Comment by gosukiwi

4 days ago

Claude and Codex pricing will eventually have to come down, for most common coding tasks you don't need a super smart slow model but a smart-enough and very fast one.

I’m not convinced they can come down, especially as they both are opening their books for S1 IPO filing.

cheap token for the win.

Microsoft github copilot recently changed their billing. i'm on the yearly subscription. GPT-5.4 is now 6x and even previously free model like GPT-5 mini now cost .33x. its only June 11 and my usage is now at 50%.

I don't think many understand that Sonnet and even Haiku can probably accomplish their task, instead of them invoking a beast like Opus to tell them about todays weather.

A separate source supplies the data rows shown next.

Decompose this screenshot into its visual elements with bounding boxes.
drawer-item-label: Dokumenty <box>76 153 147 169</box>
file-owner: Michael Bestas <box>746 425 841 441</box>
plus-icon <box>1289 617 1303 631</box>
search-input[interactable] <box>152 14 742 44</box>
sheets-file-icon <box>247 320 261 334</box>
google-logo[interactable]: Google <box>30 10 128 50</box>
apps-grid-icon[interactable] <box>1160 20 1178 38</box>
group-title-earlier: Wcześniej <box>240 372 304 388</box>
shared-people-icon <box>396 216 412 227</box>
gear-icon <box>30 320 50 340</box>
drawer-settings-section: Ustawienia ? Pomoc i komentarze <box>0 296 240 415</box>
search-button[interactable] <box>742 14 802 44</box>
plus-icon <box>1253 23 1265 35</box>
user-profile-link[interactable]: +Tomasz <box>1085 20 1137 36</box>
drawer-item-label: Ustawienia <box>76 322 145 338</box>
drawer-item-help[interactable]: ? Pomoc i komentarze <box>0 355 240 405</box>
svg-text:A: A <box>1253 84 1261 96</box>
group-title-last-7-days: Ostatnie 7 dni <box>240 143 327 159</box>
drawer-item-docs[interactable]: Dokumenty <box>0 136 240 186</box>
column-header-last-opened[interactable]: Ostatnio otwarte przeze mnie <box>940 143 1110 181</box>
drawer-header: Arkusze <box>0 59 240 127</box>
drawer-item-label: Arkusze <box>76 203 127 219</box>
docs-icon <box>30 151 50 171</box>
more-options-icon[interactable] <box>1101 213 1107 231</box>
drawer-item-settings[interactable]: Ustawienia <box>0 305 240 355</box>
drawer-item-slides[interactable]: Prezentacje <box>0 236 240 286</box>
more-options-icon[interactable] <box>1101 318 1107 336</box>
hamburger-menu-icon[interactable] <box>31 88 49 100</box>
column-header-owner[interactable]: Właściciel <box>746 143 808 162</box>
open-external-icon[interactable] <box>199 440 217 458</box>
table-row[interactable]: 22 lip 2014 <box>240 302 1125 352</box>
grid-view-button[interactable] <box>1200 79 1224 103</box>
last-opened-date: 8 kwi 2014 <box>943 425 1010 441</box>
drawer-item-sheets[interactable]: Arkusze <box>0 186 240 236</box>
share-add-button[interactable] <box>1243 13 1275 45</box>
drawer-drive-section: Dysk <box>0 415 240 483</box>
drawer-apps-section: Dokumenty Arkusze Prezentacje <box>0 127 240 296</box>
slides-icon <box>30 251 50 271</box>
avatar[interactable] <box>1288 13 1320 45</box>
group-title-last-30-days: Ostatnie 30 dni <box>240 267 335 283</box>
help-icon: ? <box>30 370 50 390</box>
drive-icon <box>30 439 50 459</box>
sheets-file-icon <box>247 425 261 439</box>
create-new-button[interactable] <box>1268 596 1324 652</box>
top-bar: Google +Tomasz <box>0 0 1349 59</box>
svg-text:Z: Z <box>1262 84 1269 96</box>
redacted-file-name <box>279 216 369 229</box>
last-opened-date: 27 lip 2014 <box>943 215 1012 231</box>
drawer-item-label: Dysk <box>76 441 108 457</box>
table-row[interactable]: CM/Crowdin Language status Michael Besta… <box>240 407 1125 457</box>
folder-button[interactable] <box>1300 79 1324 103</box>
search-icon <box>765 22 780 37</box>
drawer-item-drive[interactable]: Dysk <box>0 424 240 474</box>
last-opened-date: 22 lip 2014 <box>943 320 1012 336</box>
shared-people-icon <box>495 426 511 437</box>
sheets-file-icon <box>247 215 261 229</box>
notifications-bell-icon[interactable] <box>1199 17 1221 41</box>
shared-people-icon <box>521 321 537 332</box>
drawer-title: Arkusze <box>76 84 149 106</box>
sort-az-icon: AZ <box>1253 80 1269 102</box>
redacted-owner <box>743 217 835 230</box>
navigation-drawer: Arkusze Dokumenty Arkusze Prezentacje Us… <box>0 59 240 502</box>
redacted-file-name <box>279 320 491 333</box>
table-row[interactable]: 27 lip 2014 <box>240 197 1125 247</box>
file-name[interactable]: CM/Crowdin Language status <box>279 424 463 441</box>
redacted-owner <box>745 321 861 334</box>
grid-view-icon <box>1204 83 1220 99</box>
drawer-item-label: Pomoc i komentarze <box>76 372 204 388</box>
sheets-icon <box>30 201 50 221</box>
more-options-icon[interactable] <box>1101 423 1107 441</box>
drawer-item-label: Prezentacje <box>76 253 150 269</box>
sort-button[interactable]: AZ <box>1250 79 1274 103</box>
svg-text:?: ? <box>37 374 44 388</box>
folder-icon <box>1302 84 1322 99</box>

  • And yet, MiMo and DeepSeek, even MiniMax, are way cheaper and arguably better, or way better than both Sonnet and especially Haiku.

    While you can argue you are ready to pay 100-1000 times the price for Fable or Opus because you need those last 1-2% of edge, there's no valid reason to keep paying the obscene amounts of money for Sonnet and Haiku when alternatives exist.

    • I think that the reason is that American labs only focus on their biggest models, and make the smaller ones afterthoughts distilled from the main models. I wonder what would happen if they decided to optimize and train better smaller models.

      2 replies →

I don't known how Codex works, but we can set environment variables and point Claude CLI to deepseek. I think that before slashing prices they will slash those environment variables. After all they are not working to give a free TUI to deepseek and possibly to other competitors. But eventually yes, prices will go down or there will be an attempt at a regulatory capture.

  • Claude Code TUI is garbage. There's nothing worth protecting in there.

    • Honest question: what's garbage in that tool? I like that I can pair it with whatever editor I am using even if for 99% of the time I run it from inside emacs. I usually chat in the Claude window and it edits my files. I can also write a comment in the code, press a key and emacs will tell Claude to implement that comment. Simple needs, simple tool.

Most importantly, we need a model that doesn't randomly refuse us when we ask it to do something, or worse, deliberately sabotages us when it thinks we're building competing products. Like Anthropic's Fable.